This was on the WSJ's Best Mysteries of 2023 list. I've read and liked a couple of Laura Lippman's books in the past (By A Spider's Thread, Lady in the Lake). This one did not impress me that much. The back cover has laudatory blurbs from Emma Straub, Megan Abbot, and Alison Gaylin; this tells me that you might like it better than I did if you are a lady.
Back in 1997, Amber Glass inveigles Joe Simpson into taking her to their Baltimore-area high school prom. Little does anyone know that the night's events won't go as planned; Joe ditches Amber in a hotel room to take up once more with the girl that had dumped him.
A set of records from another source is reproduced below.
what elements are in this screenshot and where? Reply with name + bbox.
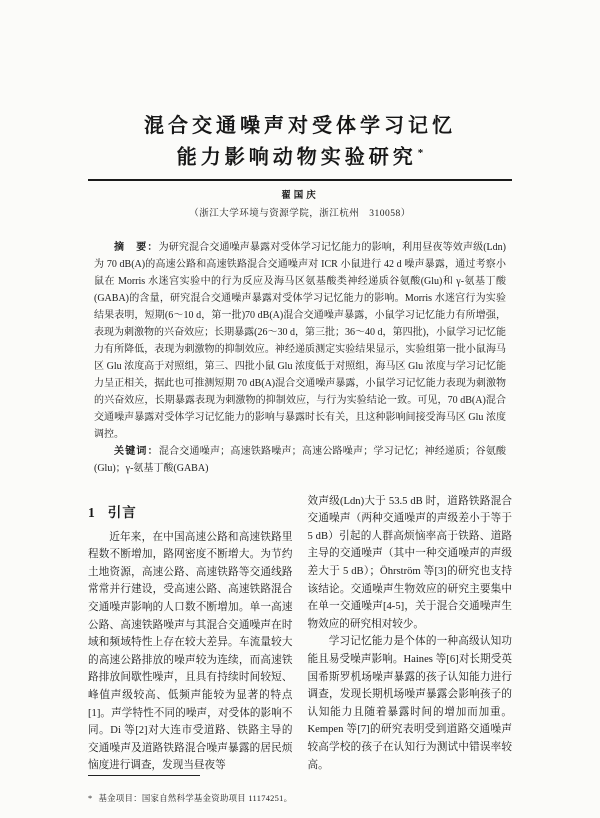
footnote	[88, 792, 293, 804]
footnote-block	[88, 775, 293, 818]
footnote-marker: *	[88, 793, 93, 803]
intro-paragraph-left: 近年来，在中国高速公路和高速铁路里程数不断增加，路网密度不断增大。为节约土地资源，高速公路、高速铁路等交通线路常常并行建设，受高速公路、高速铁路混合交通噪声影响的人口数不断增加。单一高速公路、高速铁路噪声与其混合交通噪声在时域和频域特性上存在较大差异。车流量较大的高速公路排放的噪声较为连续，而高速铁路排放间歇性噪声，且具有持续时间较短、峰值声级较高、低频声能较为显著的特点[1]。声学特性不同的噪声，对受体的影响不同。Di 等[2]对大连市受道路、铁路主导的交通噪声及道路铁路混合噪声暴露的居民烦恼度进行调查，发现当昼夜等	[88, 531, 293, 772]
title-line-1: 混合交通噪声对受体学习记忆	[144, 115, 456, 137]
abstract-paragraph	[94, 239, 506, 443]
footnote-divider	[88, 775, 200, 776]
title-line-2: 能力影响动物实验研究	[176, 146, 417, 169]
author-affiliation: （浙江大学环境与资源学院，浙江杭州 310058）	[189, 208, 411, 219]
abstract-label: 摘 要：	[114, 241, 159, 253]
intro-paragraph-right-continuation: 效声级(Ldn)大于 53.5 dB 时，道路铁路混合交通噪声（两种交通噪声的声级差小于等于 5 dB）引起的人群高烦恼率高于铁路、道路主导的交通噪声（其中一种交通噪声的声级差大于 5 dB）；Öhrström 等[3]的研究也支持该结论。交通噪声生物效应的研究主要集中在单一交通噪声[4-5]，关于混合交通噪声生物效应的研究相对较少。	[307, 495, 512, 630]
title-divider	[88, 179, 512, 181]
abstract-block	[94, 239, 506, 477]
keywords-paragraph	[94, 443, 506, 477]
right-column	[308, 493, 513, 775]
abstract-text: 为研究混合交通噪声暴露对受体学习记忆能力的影响，利用昼夜等效声级(Ldn)为 70 dB(A)的高速公路和高速铁路混合交通噪声对 ICR 小鼠进行 42 d 噪声暴露，通过考察小鼠在 Morris 水迷宫实验中的行为反应及海马区氨基酸类神经递质谷氨酸(Glu)和 γ-氨基丁酸(GABA)的含量，研究混合交通噪声暴露对受体学习记忆能力的影响。Morris 水迷宫行为实验结果表明，短期(6～10 d，第一批)70 dB(A)混合交通噪声暴露，小鼠学习记忆能力有所增强，表现为刺激物的兴奋效应；长期暴露(26～30 d，第三批；36～40 d，第四批)，小鼠学习记忆能力有所降低，表现为刺激物的抑制效应。神经递质测定实验结果显示，实验组第一批小鼠海马区 Glu 浓度高于对照组，第三、四批小鼠 Glu 浓度低于对照组，海马区 Glu 浓度与学习记忆能力呈正相关，据此也可推测短期 70 dB(A)混合交通噪声暴露，小鼠学习记忆能力表现为刺激物的兴奋效应，长期暴露表现为刺激物的抑制效应，与行为实验结论一致。可见，70 dB(A)混合交通噪声暴露对受体学习记忆能力的影响与暴露时长有关，且这种影响间接受海马区 Glu 浓度调控。	[94, 241, 507, 440]
section-1-heading	[88, 501, 293, 521]
keywords-text: 混合交通噪声；高速铁路噪声；高速公路噪声；学习记忆；神经递质；谷氨酸(Glu)；γ-氨基丁酸(GABA)	[94, 445, 507, 474]
author-name: 翟国庆	[281, 190, 319, 201]
left-column	[88, 493, 293, 803]
intro-paragraph-right-2: 学习记忆能力是个体的一种高级认知功能且易受噪声影响。Haines 等[6]对长期受英国希斯罗机场噪声暴露的孩子认知能力进行调查，发现长期机场噪声暴露会影响孩子的认知能力且随着暴露时间的增加而加重。Kempen 等[7]的研究表明受到道路交通噪声较高学校的孩子在认知行为测试中错误率较高。	[307, 636, 512, 771]
footnote-text: 基金项目：国家自然科学基金资助项目 11174251。	[98, 793, 293, 803]
body-columns	[88, 493, 512, 803]
page-title	[88, 113, 512, 172]
keywords-label: 关键词：	[114, 445, 159, 457]
title-footnote-asterisk: *	[417, 147, 424, 159]
section-1-title: 引言	[107, 504, 137, 520]
section-1-number: 1	[88, 504, 96, 520]
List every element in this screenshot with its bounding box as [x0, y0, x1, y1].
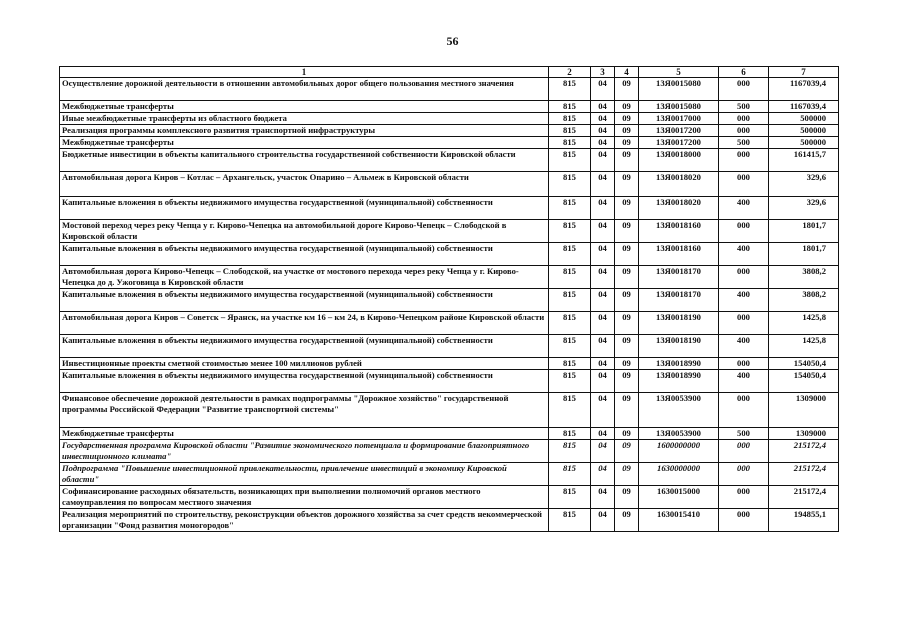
row-amount: 1309000: [769, 393, 839, 428]
table-row: [60, 197, 839, 220]
row-code-2: 815: [549, 370, 591, 393]
row-description: Мостовой переход через реку Чепца у г. Кирово-Чепецка на автомобильной дороге Кирово-Чепецк – Слободской в Кировской области: [60, 220, 549, 243]
row-amount: 1309000: [769, 428, 839, 440]
row-code-6: 000: [719, 358, 769, 370]
table-row: [60, 509, 839, 532]
table-row: [60, 113, 839, 125]
row-description: Межбюджетные трансферты: [60, 428, 549, 440]
row-code-5: 13Я0018990: [639, 358, 719, 370]
row-description: Автомобильная дорога Киров – Советск – Яранск, на участке км 16 – км 24, в Кирово-Чепецком районе Кировской области: [60, 312, 549, 335]
table-row: [60, 101, 839, 113]
row-code-5: 13Я0018990: [639, 370, 719, 393]
row-code-4: 09: [615, 243, 639, 266]
row-description: Капитальные вложения в объекты недвижимого имущества государственной (муниципальной) собственности: [60, 370, 549, 393]
row-code-6: 000: [719, 172, 769, 197]
header-cell: 3: [591, 67, 615, 78]
table-row: [60, 149, 839, 172]
row-code-5: 13Я0018020: [639, 172, 719, 197]
row-code-3: 04: [591, 78, 615, 101]
row-amount: 161415,7: [769, 149, 839, 172]
row-amount: 1425,8: [769, 335, 839, 358]
row-code-6: 500: [719, 428, 769, 440]
row-code-5: 1630000000: [639, 463, 719, 486]
table-row: [60, 312, 839, 335]
row-code-2: 815: [549, 463, 591, 486]
header-cell: 5: [639, 67, 719, 78]
row-code-6: 000: [719, 440, 769, 463]
table-row: [60, 289, 839, 312]
row-code-4: 09: [615, 509, 639, 532]
row-amount: 1167039,4: [769, 78, 839, 101]
row-code-5: 13Я0017200: [639, 125, 719, 137]
table-row: [60, 370, 839, 393]
row-amount: 215172,4: [769, 440, 839, 463]
row-code-5: 13Я0017000: [639, 113, 719, 125]
row-code-3: 04: [591, 220, 615, 243]
row-code-6: 500: [719, 137, 769, 149]
row-code-4: 09: [615, 370, 639, 393]
row-code-6: 000: [719, 463, 769, 486]
row-code-3: 04: [591, 125, 615, 137]
row-code-2: 815: [549, 172, 591, 197]
table-row: [60, 428, 839, 440]
row-code-2: 815: [549, 509, 591, 532]
row-code-3: 04: [591, 428, 615, 440]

And in the morning—I am not making this up—Amber is found with a dead baby. She becomes tabloid fodder, see the title. And Joe gets tagged as "Cad Dad", but escapes any sort of serious critical publicity.
Fast forward to 2019; Amber returns to Baltimore, and opens an art gallery, concentrating on the oeuvre of the recently incarcerated. And Joe is also in the area, trying to make a successful career in commercial real estate, married to a successful plastic surgeon. Do they meet up? Of course.
Where's the mystery? Where is even the crime? Could be that dead baby, given that Amber's memory of what happened that night is hazy. But that's left unexplored for nearly the entire book. (Sorry, semi-spoiler there.) Instead there are hundreds of pages filled with, to my male eyes, boring and irrelevant detail. (Page 74: "In her shotgun rental house back in New Orleans, she had painted the front room coral, her bedroom navy blue, and the kitchen butter yellow." Zzzz.)
Arguably, suspense builds throughout, as we discover just how big a cad the Cad Dad is. But not much happens, or is revealed, until the last 20 or so pages.